Sometimes the politics of unhinged triviality and outrage can come pretty close to causing nausea. It’s not an unusual response when you get caught up in what used to be a stable system that unexpectedly starts going wonky and off its rocker like politics in America today. A political culture, like anything with a life of its own, has its own chemistry. And when that gets out of balance, the results can be sickening.
A meaningful political chemistry, one that stimulates rational behavior, conveys a sense of “right” proportions — the important things dominate action and reflection, the trivial is not disproportionately emphasized and the nihilistic is shunned.
When a political culture becomes queasy and starts to drive people away, it’s usually because it has come to glorify the trivial and meaningless, allowing them to dominate the public space of news and discourse.
Take for instance the sensational media saturation of the menacing threats and PR circus surrounding Steve Bannon pleading not guilty to charges of contempt of Congress, or the bigoted rantings of Republican politicians indulging in hate speech directed at Muslim members of Congress, or the whining of elected climate change deniers and renewable energy debunkers made rich by payoffs from the fossil fuel industry, or for that matter the deluge of groveling coverage devoted to former President Trump’s slightest twitch or burp.
These bottom-feeding trivialities all seem at times to overshadow or assume equal footing with matters of national and global significance affecting the lives and well-being of everyone — such matters as the current surge in COVID-19 infections and deaths, President Biden’s signing the Infrastructure Investment and Jobs Act into law, House Democrats passing the $1.75 trillion Build Back America Act, Biden preserving Chaco Canyon National Historic Park from oil and gas fracking, the congressional investigation of the January 6 attack on Congress and attempted coup, and the horrendous number of gun deaths in New Mexico.
Maybe my sense of proportion has been clouded by breathing too long the fumes of the obnoxious. But it seems to me that former Trump advisor Steve Bannon is no better than an embarrassing splotch of sauce on the body politic, worthy of a grimace and nervous cough, not Al Capone headlines and raging TV coverage of his every sneer and bombastic threats.

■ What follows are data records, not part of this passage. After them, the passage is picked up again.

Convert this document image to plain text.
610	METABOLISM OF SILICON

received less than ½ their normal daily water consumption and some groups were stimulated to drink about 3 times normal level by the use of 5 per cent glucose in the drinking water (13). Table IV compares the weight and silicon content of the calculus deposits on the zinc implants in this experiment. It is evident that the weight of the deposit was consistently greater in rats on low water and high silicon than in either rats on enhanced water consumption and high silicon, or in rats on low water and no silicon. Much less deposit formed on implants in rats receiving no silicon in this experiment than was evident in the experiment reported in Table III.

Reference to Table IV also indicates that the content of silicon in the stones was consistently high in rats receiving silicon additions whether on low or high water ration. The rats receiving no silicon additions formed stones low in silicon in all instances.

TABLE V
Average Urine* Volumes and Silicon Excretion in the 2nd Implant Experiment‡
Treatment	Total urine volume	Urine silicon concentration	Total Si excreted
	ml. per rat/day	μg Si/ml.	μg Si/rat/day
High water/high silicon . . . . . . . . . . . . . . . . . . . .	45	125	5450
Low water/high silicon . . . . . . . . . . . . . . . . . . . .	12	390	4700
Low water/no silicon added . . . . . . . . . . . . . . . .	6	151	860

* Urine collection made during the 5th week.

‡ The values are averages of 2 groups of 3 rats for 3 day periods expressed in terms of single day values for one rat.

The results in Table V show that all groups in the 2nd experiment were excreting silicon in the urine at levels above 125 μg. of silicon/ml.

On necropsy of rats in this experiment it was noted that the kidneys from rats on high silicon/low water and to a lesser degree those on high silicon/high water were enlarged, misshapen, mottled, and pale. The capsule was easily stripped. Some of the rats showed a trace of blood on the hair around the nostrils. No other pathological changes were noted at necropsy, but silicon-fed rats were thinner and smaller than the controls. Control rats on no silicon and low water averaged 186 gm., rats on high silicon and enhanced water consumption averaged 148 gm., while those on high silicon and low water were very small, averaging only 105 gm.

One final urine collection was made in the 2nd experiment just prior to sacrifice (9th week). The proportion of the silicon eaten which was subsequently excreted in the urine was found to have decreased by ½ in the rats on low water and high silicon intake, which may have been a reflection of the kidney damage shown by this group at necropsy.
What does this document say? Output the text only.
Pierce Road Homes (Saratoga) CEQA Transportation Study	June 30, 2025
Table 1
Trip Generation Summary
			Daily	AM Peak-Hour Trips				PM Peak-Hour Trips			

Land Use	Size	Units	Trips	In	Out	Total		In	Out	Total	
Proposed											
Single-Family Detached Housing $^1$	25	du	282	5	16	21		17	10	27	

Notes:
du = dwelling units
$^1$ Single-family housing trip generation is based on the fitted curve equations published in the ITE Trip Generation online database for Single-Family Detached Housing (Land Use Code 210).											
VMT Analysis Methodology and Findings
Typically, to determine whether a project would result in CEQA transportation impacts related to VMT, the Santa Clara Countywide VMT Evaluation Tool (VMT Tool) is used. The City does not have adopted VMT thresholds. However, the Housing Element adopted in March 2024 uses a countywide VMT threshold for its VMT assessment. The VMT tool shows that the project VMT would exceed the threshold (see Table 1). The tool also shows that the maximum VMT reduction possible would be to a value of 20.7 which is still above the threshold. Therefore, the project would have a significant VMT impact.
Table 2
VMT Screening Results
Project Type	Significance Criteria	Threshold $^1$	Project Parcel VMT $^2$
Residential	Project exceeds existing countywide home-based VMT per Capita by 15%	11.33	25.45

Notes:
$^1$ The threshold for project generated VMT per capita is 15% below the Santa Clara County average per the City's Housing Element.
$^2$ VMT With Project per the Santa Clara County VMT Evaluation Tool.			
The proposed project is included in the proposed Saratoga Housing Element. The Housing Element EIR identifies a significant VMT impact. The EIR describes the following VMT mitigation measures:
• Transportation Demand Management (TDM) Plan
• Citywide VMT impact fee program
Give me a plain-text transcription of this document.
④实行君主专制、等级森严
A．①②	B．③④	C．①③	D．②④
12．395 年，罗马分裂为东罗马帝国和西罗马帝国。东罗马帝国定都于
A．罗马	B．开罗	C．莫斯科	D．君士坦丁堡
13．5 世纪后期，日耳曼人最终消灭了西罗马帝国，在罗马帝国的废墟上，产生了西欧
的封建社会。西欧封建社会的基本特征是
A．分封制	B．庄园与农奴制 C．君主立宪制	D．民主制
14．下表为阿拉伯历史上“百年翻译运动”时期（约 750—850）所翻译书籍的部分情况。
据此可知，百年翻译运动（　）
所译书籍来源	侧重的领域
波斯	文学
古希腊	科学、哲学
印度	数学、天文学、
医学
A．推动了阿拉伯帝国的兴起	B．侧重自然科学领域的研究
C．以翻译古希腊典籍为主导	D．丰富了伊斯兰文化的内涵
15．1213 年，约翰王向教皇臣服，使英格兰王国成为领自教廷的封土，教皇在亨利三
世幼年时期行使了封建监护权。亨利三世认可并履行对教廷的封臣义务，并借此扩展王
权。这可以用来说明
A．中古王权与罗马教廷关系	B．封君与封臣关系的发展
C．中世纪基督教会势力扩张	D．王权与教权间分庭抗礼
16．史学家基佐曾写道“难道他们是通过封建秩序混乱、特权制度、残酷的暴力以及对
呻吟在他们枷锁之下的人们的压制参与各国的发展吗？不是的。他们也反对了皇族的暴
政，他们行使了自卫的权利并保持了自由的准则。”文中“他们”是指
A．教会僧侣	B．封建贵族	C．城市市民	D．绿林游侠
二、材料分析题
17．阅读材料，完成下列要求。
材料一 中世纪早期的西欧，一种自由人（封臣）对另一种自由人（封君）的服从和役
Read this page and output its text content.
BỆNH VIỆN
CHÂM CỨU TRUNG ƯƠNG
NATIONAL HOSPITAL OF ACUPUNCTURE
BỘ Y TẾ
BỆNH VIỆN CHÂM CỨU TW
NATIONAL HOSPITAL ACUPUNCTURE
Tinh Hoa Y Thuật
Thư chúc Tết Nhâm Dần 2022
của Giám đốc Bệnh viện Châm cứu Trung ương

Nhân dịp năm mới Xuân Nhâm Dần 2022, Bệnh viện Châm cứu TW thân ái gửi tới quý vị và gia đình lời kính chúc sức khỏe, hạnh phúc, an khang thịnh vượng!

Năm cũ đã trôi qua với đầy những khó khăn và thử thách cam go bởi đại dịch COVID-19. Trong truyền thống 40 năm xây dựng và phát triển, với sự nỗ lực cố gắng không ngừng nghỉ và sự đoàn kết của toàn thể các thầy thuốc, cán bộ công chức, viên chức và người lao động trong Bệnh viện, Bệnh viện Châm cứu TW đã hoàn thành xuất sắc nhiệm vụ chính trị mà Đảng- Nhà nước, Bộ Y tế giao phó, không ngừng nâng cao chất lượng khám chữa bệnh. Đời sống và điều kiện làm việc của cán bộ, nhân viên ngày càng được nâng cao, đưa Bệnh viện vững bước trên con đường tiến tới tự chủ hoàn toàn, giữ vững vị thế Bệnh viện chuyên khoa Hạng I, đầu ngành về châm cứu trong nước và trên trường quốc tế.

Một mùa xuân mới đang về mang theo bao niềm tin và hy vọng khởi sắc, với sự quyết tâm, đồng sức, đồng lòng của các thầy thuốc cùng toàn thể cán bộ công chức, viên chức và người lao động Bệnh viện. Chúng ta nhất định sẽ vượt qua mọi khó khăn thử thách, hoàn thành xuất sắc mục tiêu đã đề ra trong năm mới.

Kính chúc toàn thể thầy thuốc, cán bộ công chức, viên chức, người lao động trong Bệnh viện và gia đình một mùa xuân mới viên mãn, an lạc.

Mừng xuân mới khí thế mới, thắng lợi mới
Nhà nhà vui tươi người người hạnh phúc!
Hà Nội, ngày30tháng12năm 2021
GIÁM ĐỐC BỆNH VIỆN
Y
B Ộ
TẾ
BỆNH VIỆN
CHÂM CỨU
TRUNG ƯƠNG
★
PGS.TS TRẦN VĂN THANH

The media exposure given to his antics is the kind of disproportionate focus that makes contemporary political coverage as vertiginous as a tummy-wrenching hangover. The racist mumbling of members of Congress is as newsworthy as graffiti on what used to be the dignified bearing of the American political conscience. It should have been noted with disgust and immediately put on media extinction, not applauded as “telling it like it is.”
When President Biden signed an executive order banning fracking in a ten-mile radius around Chaco Canyon for the next twenty years, it would have been good to read about those who wanted an act of Congress to accomplish the same goals for an indefinite period of time, instead of an easily overturned executive order. What we got was lengthy quotes of fossil fuel lobbyist bemoaning regulation. But anything that protects Chaco Canyon’s numinous significance and beauty is a triumph of respectful governance that serves as a powerful symbol of an alliance of cultural pluralism with environmental sensibility in the age of climate change. I was waiting to see someone connect Biden’s Chaco initiative with his “Plan for a Clean Energy Revolution and Environmental Justice,” an inspired document proportionately only slightly less significant than his infrastructure bill. But I waited in vain.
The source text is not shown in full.